The indications for chest X-ray in acute myeloid leukemia include assessment for the following:

  • Differentiation syndrome: Chest radiography is useful in the assessment of differentiation syndrome, which is a therapy-related complication when patients are treated with all-trans retinoic acid, enasidenib, or ivosidenib.[1] Chest X-ray will show pulmonary infiltrate and/or edema.[2]
  • Infection: Chest x-ray is routinely employed if a lung infection is suspected.[3] Bacterial, viral, and fungal pneumonias are very common in patients with acute myeloid leukemia receiving chemotherapy. Bacterial pneumonia will present as lobar consolidations on chest X-ray. Viral pneumonia will present as interstitial or reticular opacities on chest X-ray. Fungal pneumonia will present as nodules on chest X-ray.
  • Volume overload : Patients with acute myeloid leukemia typically received greater than 10 liters of intravenous fluids during induction chemotherapy. This can result in volume overload if diuresis is not appropriately administered. The accumulation of excess fluids within the pulmonary alveoli can result in pulmonary edema, which is readily detected on a chest X-ray as blunted costophrenic angles and Kerley B lines.

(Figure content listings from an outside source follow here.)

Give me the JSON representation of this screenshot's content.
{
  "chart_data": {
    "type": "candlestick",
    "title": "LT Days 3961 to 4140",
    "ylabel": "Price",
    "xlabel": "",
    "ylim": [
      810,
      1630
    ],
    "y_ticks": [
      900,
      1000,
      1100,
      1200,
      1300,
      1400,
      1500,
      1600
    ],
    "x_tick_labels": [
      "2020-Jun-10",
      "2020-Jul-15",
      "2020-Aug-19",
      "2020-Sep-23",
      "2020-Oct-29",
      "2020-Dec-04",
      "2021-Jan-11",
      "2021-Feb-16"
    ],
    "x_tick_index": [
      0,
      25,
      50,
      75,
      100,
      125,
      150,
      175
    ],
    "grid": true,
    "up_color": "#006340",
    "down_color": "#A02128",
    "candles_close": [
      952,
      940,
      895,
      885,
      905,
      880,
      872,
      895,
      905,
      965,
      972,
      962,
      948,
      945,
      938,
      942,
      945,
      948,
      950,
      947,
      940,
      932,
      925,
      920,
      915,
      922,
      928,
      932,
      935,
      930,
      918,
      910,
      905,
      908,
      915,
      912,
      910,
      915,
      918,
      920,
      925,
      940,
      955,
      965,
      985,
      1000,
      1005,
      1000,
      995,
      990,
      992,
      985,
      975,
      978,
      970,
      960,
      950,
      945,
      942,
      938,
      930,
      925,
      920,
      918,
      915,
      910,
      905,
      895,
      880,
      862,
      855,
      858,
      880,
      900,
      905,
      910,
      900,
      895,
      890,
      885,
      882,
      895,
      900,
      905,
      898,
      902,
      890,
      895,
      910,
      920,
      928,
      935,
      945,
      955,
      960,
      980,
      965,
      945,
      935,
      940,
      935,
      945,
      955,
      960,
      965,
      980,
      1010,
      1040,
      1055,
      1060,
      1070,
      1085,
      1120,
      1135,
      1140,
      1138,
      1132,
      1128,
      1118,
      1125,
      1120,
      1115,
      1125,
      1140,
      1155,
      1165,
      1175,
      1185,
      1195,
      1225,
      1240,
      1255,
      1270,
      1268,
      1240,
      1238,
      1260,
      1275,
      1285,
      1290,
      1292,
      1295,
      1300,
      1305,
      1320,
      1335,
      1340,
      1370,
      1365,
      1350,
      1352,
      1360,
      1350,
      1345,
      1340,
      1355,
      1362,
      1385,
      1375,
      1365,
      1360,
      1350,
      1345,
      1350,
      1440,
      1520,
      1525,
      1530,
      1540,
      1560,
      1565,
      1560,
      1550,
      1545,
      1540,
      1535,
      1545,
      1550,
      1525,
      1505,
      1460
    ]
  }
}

  • Venous catheter placement: Confirmation of the location of central access (central venous catheters) is done by obtaining a chest X-ray. Since patients with acute myeloid leukemia receive systemic chemotherapy, they usually have a peripherally-inserted central catheter or port, for which the catheter tip should terminate in the sinoatrial junction. A chest X-ray is needed to confirm placement.

References

  1. Cardinale L, Asteggiano F, Moretti F, Torre F, Ulisciani S, Fava C; et al. (2014). "Pathophysiology, clinical features and radiological findings of differentiation syndrome/all-trans-retinoic acid syndrome". World J Radiol. 6 (8): 583–8. doi:10.4329/wjr.v6.i8.583. PMC 4147438. PMID 25170395.

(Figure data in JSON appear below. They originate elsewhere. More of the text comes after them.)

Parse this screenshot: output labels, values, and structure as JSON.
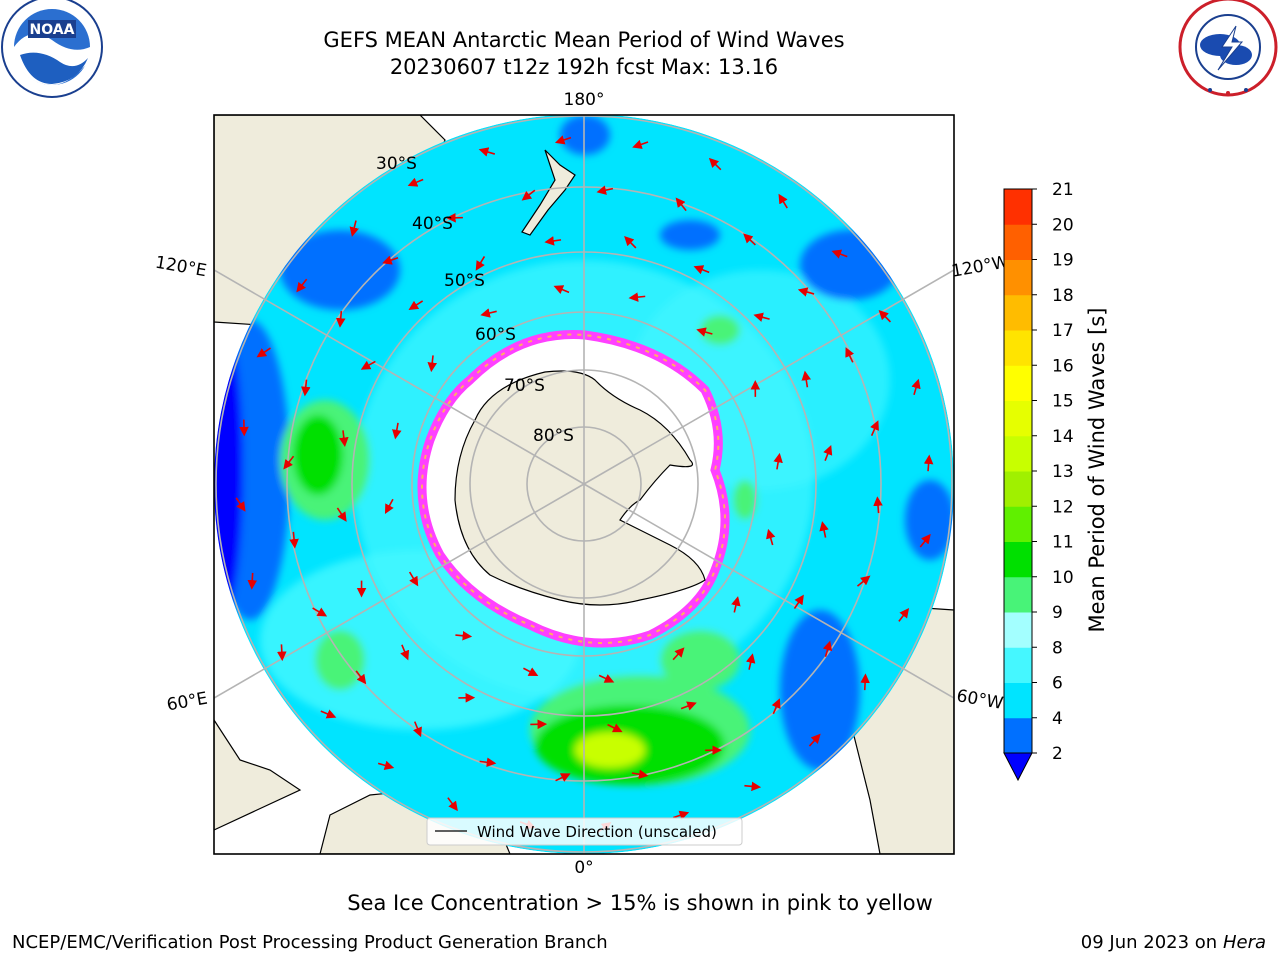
{
  "header": {
    "title_line1": "GEFS MEAN Antarctic Mean Period of Wind Waves",
    "title_line2": "20230607 t12z 192h fcst   Max: 13.16"
  },
  "logos": {
    "left": {
      "name": "NOAA",
      "ring_text": "NATIONAL OCEANIC AND ATMOSPHERIC ADMINISTRATION · U.S. DEPARTMENT OF COMMERCE"
    },
    "right": {
      "name": "NATIONAL WEATHER SERVICE"
    }
  },
  "map": {
    "projection": "south polar stereographic",
    "longitude_labels": {
      "top": "180°",
      "bottom": "0°",
      "upper_left": "120°E",
      "upper_right": "120°W",
      "lower_left": "60°E",
      "lower_right": "60°W"
    },
    "latitude_labels": [
      "30°S",
      "40°S",
      "50°S",
      "60°S",
      "70°S",
      "80°S"
    ],
    "legend_label": "Wind Wave Direction (unscaled)",
    "colors": {
      "land": "#efecdc",
      "ice_edge_pink": "#ff40ff",
      "ice_edge_orange": "#ffb060",
      "arrow": "#e60000",
      "grid": "#b4b4b4"
    }
  },
  "colorbar": {
    "label": "Mean Period of Wind Waves [s]",
    "ticks": [
      "2",
      "4",
      "6",
      "8",
      "9",
      "10",
      "11",
      "12",
      "13",
      "14",
      "15",
      "16",
      "17",
      "18",
      "19",
      "20",
      "21"
    ],
    "colors": [
      "#0070ff",
      "#00e4ff",
      "#45f7ff",
      "#a3ffff",
      "#48f378",
      "#00e000",
      "#60f000",
      "#a0f000",
      "#c8ff00",
      "#e6ff00",
      "#ffff00",
      "#ffe400",
      "#ffbc00",
      "#ff9000",
      "#ff6000",
      "#ff3000"
    ],
    "under_color": "#0000ff"
  },
  "footer": {
    "note": "Sea Ice Concentration > 15% is shown in pink to yellow",
    "credit": "NCEP/EMC/Verification Post Processing Product Generation Branch",
    "date": "09 Jun 2023 on",
    "host": "Hera"
  }
}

  2. Xu LM, Zheng YJ, Wang Y, Yang Y, Cao FF, Peng B; et al. (2014). "Celastrol inhibits lung infiltration in differential syndrome animal models by reducing TNF-α and ICAM-1 levels while preserving differentiation in ATRA-induced acute promyelocytic leukemia cells". PLoS One. 9 (8): e105131. doi:10.1371/journal.pone.0105131. PMC 4130635. PMID 25116125.
  3. Andronikou S, Lambert E, Halton J, Hilder L, Crumley I, Lyttle MD; et al. (2017). "Guidelines for the use of chest radiographs in community-acquired pneumonia in children and adolescents". Pediatr Radiol. 47 (11): 1405–1411. doi:10.1007/s00247-017-3944-4. PMC 5608836. PMID 29043422.